Be honest, you expected this topic to have been started by Hipster, Boggers or Doffcocker. But no, I, Natasha Whittam, have decided to take the plunge and join a dating website.
I'm tired of meeting footballers, Z-list celebs, millionaires and all the other wankers I've dated over the years. What I need is a real man. One who reads The Sun or The Mirror, can put up a bookshelf, and doesn't try and burn my genitalia off.
There appears to be lots of dating websites to choose from, but they all seem to want you to sell yourself in the form of an introduction. So I've had a go and I could do with your thoughts and constructive criticism:
Do you think I'll find the future Mr Whittam?
I'm tired of meeting footballers, Z-list celebs, millionaires and all the other wankers I've dated over the years. What I need is a real man. One who reads The Sun or The Mirror, can put up a bookshelf, and doesn't try and burn my genitalia off.

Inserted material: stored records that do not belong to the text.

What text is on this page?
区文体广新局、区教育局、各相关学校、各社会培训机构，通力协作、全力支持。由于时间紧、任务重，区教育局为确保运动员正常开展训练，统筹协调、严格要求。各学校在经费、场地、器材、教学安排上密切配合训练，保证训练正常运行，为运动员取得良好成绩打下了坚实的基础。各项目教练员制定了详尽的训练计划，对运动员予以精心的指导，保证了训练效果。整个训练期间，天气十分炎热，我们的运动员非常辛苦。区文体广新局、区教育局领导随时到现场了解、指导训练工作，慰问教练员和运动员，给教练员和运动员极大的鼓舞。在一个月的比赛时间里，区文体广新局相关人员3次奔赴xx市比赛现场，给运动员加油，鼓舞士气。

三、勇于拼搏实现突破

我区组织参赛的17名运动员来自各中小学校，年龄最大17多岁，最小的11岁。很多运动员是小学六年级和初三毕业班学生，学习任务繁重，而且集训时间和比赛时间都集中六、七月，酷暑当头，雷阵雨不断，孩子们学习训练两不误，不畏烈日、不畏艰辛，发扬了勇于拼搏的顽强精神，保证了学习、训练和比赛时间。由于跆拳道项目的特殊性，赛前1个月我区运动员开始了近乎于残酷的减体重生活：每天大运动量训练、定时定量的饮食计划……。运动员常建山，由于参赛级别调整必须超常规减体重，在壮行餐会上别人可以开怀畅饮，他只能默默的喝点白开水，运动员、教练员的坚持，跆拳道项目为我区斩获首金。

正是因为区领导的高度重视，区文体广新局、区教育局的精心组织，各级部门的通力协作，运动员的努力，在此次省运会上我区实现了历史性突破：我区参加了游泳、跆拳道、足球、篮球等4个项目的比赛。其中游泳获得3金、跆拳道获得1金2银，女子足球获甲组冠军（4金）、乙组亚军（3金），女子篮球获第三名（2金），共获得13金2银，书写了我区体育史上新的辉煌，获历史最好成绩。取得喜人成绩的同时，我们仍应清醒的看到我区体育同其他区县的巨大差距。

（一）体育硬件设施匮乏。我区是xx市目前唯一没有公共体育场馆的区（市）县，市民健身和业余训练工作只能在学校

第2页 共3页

There appears to be lots of dating websites to choose from, but they all seem to want you to sell yourself in the form of an introduction. So I've had a go and I could do with your thoughts and constructive criticism:
Natasha wrote:Hot Businesswoman of the Year, 29, seeks real man for marriage, children and cuddles. I like Vimto, Twirls and Rob Earnshaw. You must be aged 28-45, own your own teeth, be able to do manly things like build and mend, although men with blow-torches will be ignored.
Do you think I'll find the future Mr Whittam?